Peter had to solve a logarithmic equation: $$ (\log{x} )^2+9 \log{x}=0 $$ After handing it in, the teacher told him that he had made a serious mistake in his solution and asked him to find it. Let's look at his solution and try to identify the error:
(1) At first, Peter set the condition for $x$: $$ x>0 $$
(2) By introducing the substitution $\log{x}=t$, he obtained a quadratic equation: $$ t^2+9t=0 $$
(3) He divided the whole equation by $t$ and rearranged it to the form: $$ t+9=0 $$
(4) The solution is then: $$ t=-9 $$
(5) By substituting back to the substitution, he obtained the equation: $$ \log{x}=-9 $$ and using the definition of the logarithm, he obtained the solution: $$ x=10^{-9} $$
(6) Finally, Peter verified his solution by performing a check: $$ L=(\log{10^{-9} })^2+9 \log{10^{-9}}=(-9 \log{10})^2+9 \cdot (-9) \log{10}=81-81=0,~ $$ $$ R=0, ~ R=L $$ In which step did the error occur?

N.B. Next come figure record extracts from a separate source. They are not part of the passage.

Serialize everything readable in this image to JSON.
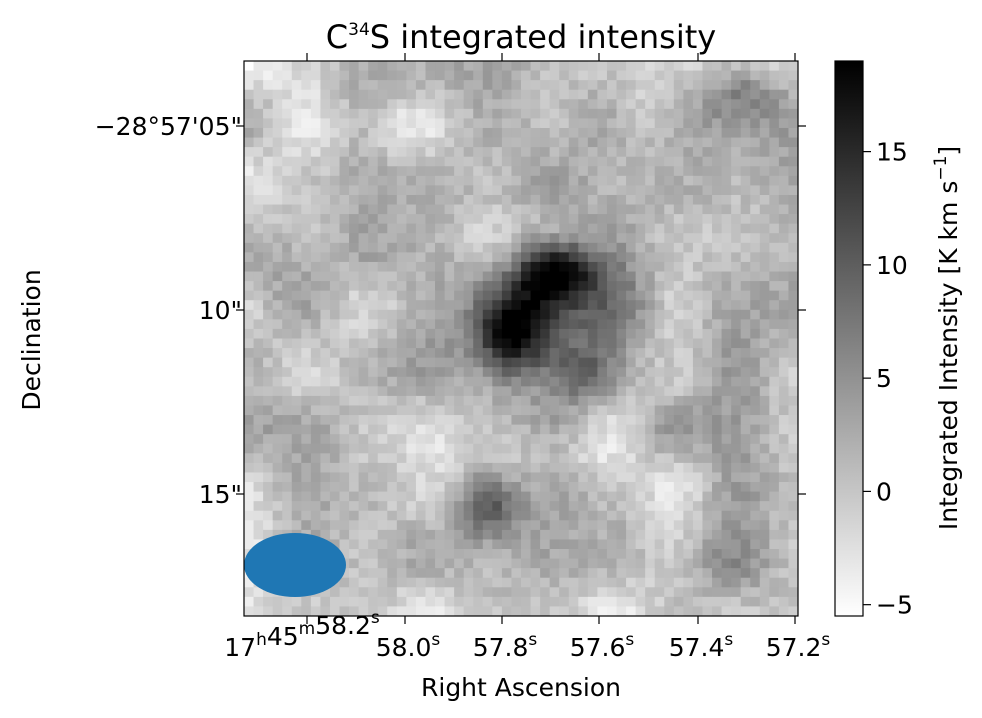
{
  "chart_data": {
    "type": "heatmap",
    "title": {
      "prefix": "C",
      "superscript": "34",
      "suffix": "S integrated intensity"
    },
    "xlabel": "Right Ascension",
    "ylabel": "Declination",
    "colormap": "gray_r",
    "grid": false,
    "x_ticks": [
      {
        "h": "17",
        "m": "45",
        "s": "58.2",
        "s_sup": "s",
        "full": true
      },
      {
        "s": "58.0",
        "s_sup": "s"
      },
      {
        "s": "57.8",
        "s_sup": "s"
      },
      {
        "s": "57.6",
        "s_sup": "s"
      },
      {
        "s": "57.4",
        "s_sup": "s"
      },
      {
        "s": "57.2",
        "s_sup": "s"
      }
    ],
    "y_ticks": [
      "−28°57'05\"",
      "10\"",
      "15\""
    ],
    "colorbar": {
      "label": "Integrated Intensity [K km s",
      "label_sup": "−1",
      "label_end": "]",
      "range": [
        -5.5,
        19
      ],
      "ticks": [
        {
          "value": 15,
          "label": "15"
        },
        {
          "value": 10,
          "label": "10"
        },
        {
          "value": 5,
          "label": "5"
        },
        {
          "value": 0,
          "label": "0"
        },
        {
          "value": -5,
          "label": "−5"
        }
      ]
    },
    "beam": {
      "color": "#1f77b4"
    },
    "intensity_features": [
      {
        "region": "central core (upper)",
        "peak_K_km_s": 19
      },
      {
        "region": "central core (lower)",
        "peak_K_km_s": 18
      },
      {
        "region": "extended envelope",
        "level_K_km_s": 9
      },
      {
        "region": "background",
        "level_K_km_s": 0
      }
    ]
  }
}
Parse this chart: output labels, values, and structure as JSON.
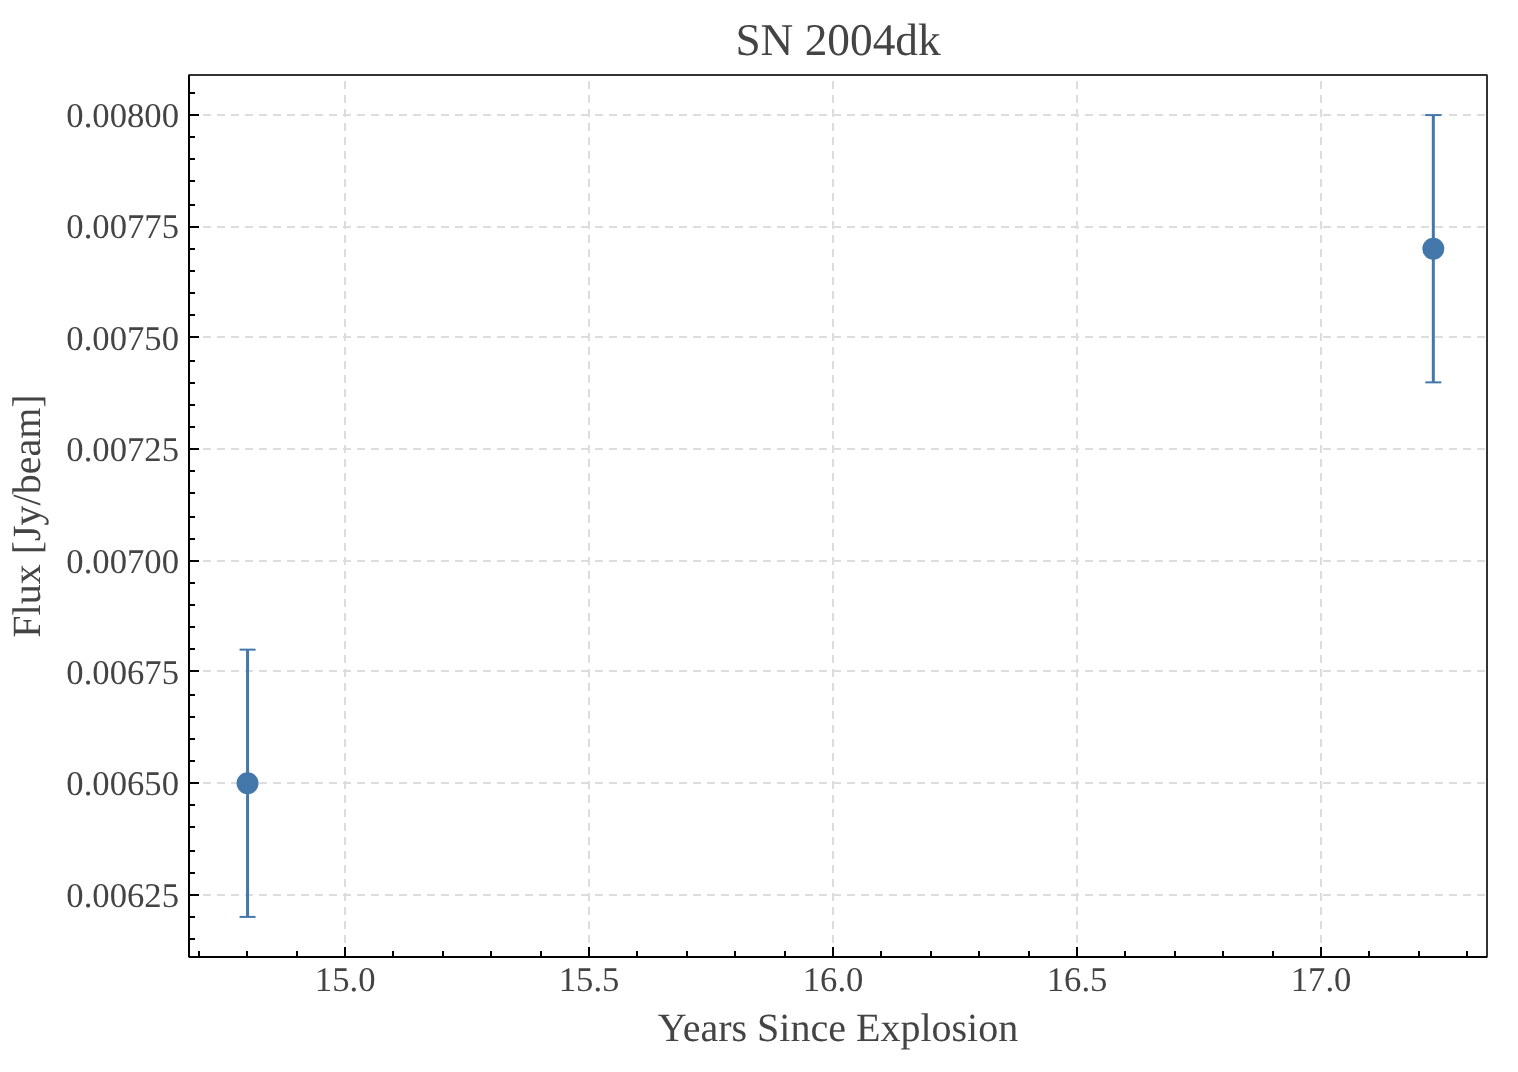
{
  "chart_data": {
    "type": "scatter",
    "title": "SN 2004dk",
    "xlabel": "Years Since Explosion",
    "ylabel": "Flux [Jy/beam]",
    "x": [
      14.8,
      17.23
    ],
    "series": [
      {
        "color": "#4477aa",
        "values": [
          0.0065,
          0.0077
        ],
        "errors": [
          0.0003,
          0.0003
        ]
      }
    ],
    "xlim": [
      14.68,
      17.34
    ],
    "xticks": [
      {
        "value": 15.0,
        "label": "15.0"
      },
      {
        "value": 15.5,
        "label": "15.5"
      },
      {
        "value": 16.0,
        "label": "16.0"
      },
      {
        "value": 16.5,
        "label": "16.5"
      },
      {
        "value": 17.0,
        "label": "17.0"
      }
    ],
    "ylim": [
      0.00611,
      0.00809
    ],
    "yticks": [
      {
        "value": 0.00625,
        "label": "0.00625"
      },
      {
        "value": 0.0065,
        "label": "0.00650"
      },
      {
        "value": 0.00675,
        "label": "0.00675"
      },
      {
        "value": 0.007,
        "label": "0.00700"
      },
      {
        "value": 0.00725,
        "label": "0.00725"
      },
      {
        "value": 0.0075,
        "label": "0.00750"
      },
      {
        "value": 0.00775,
        "label": "0.00775"
      },
      {
        "value": 0.008,
        "label": "0.00800"
      }
    ],
    "grid": true,
    "marker": "circle"
  }
}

The error is in step (1). The correct solvability condition should be $x\geq0$.
The error is in step (3). By dividing by $t$, Peter lost one solution.
The error is in step (4). The root $–9$ is negative and therefore does not satisfy the solvability condition. This implies that the equation has no solution.

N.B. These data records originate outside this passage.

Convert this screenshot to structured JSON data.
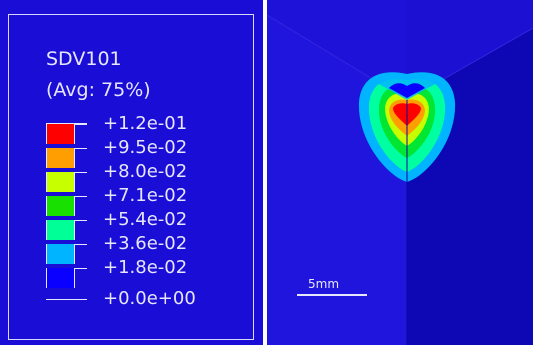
{
  "legend": {
    "title": "SDV101",
    "subtitle": "(Avg: 75%)",
    "entries": [
      {
        "label": "+1.2e-01",
        "color": "#ff0000"
      },
      {
        "label": "+9.5e-02",
        "color": "#ff9e00"
      },
      {
        "label": "+8.0e-02",
        "color": "#c8ff00"
      },
      {
        "label": "+7.1e-02",
        "color": "#4cff00"
      },
      {
        "label": "+5.4e-02",
        "color": "#00e632"
      },
      {
        "label": "+3.6e-02",
        "color": "#00ffa0"
      },
      {
        "label": "+1.8e-02",
        "color": "#00b4ff"
      },
      {
        "label": "+0.0e+00",
        "color": "#0a00ff"
      }
    ]
  },
  "scale": {
    "label": "5mm"
  },
  "colors": {
    "background": "#1a0dd6",
    "text": "#e6e6ff"
  }
}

The error is in step (5). Equation $\log{x}=-9$ cannot be converted to $x=10^{-9}$.
The error is in step (6). The left side of the equation is incorrectly modified. It should be $L=81+81=162$.
The correct solution to the equation $$ (\log {x} )^2+9 \log{x}=0 $$ starts with determining the domain of the logarithm ($x>0$) and introducing the substitution $\log{x}=t$. After using the substitution, we obtain the (incomplete) quadratic equation $t^2+9t=0$, which can be solved by factoring $t$ out in the left side of the equation: $$ t(t+9)=0 $$ Now, let us realize that the product is equal to zero if and only if at least one of the factors is zero. That is, $t=0$ or $t+9=0$. So, the substitution roots are $t=0$ and $t=-9$.
Now, we return to the substitution $\log{x} =t$:
a) $t=0 \Rightarrow \log{x} =0 \Rightarrow x=1$
b) $t=-9 \Rightarrow \log{x} =-9 \Rightarrow x=10^{-9}$
The equation has two solutions $x=1$ and $x=10^{-9}$.